From South America’s final frontier to Bali’s overlooked neighbor, plan and book now so you can start daydreaming about one of these guilt-free getaways. Given their unique, off-the-beaten-path location or off-peak seasons, these are the best places to travel in the month of May.
For travelers who seek the ends of the Earth, Patagonia holds an intrepid allure. Escape the crowds of Torres del Paine by starting in Coyhaique, your gateway to a remote and rugged adventure shrouded in the autumnal hues of Patagonia’s shoulder season. Boutique hotels like Pampa del Corral and Patagonia House offer an intimate stay in the small village.
If you should find yourself venturing into Torres del Paine, book a stay at EcoCamp Patagonia, a sustainable dome hotel in the national park. Owned by the team at Cascada Expediciones, they are leaders in sustainability and know Chile like the back of their hand.
A haven for nature lovers, Ljubljana is dotted with green oases that you typically don’t find in a capital city. Outdoor cafes and bike-friendly cobblestoned streets provide the perfect scene to settle into the city’s relaxed ambience. Discover the city on foot or in an electric powered Kavalir.
Daily stops at Cacao for ice cream are almost required, as are leisurely lunches along the Ljubljanica River. A jaunt up to the top of the Ljubljana Castle offers an aerial perspective of Slovenia’s quaint capital city below. One of the best places to travel in May, enjoy life among the locals before the onslaught of summer tourists.
Shimmering salt lakes, crystalline seas, low desert plains and rugged volcanoes comprise the diverse and otherworldly landscape of Djibouti, a tiny multicultural country nestled in the Horn of Africa. A melting pot of African, Arabic and French cultures, it’s not uncommon for locals to invite visitors into their homes to partake in a family celebration or homemade meal.
One of the safest destinations in Africa, Djibouti is light on tourists and heavy on traditional tribes. Take a locally-led tour with Djibouti Tour and Travel, owned by a Somaliland native.
The Marshall Islands
Fewer than 5,000 visitors a year venture to the far-flung Marshall Islands, a nation of 29 Pacific atolls that run completely on solar energy. Located in the Pacific Ocean, between Hawaii and the Philippines, the Marshall Islands sit atop ancient submerged volcanoes.

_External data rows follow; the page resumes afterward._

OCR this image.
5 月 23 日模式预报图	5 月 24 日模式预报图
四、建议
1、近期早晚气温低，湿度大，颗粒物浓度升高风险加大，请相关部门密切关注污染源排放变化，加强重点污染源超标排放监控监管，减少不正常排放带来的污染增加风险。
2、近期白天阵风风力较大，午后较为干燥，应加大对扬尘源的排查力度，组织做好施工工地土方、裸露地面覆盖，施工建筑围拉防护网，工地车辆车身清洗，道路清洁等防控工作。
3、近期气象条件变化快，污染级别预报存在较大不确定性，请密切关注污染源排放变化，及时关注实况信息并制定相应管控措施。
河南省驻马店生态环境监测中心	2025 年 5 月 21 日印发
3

Check into the locally owned and operated Marshall Islands Resort and spend your days exploring the pristine coral reefs or picnicking on the lagoon. Cultural immersion is as ubiquitous here as coconut trees and coral reefs, and you’ll quickly adopt the Marshallese version of aloha, “iakwe,” which literally translates to “you are a rainbow.”
Travelers with a thirst for adventure beyond the Bali bubble will be smitten with the untamed island of Sumbawa. The quaint cousin of nearby Lombok, the traditions of the Sumbawa’s two distinct cultural groups still endure.
Post up at the Tropical Beach Resort, owned and operated by a local family, and take advantage of nearby surf. Besides spellbinding beaches with world-class surf, the islands are home to the world’s most infamous volcano–Mount Tambora–whose 1815 eruption changed the climate of the entire globe.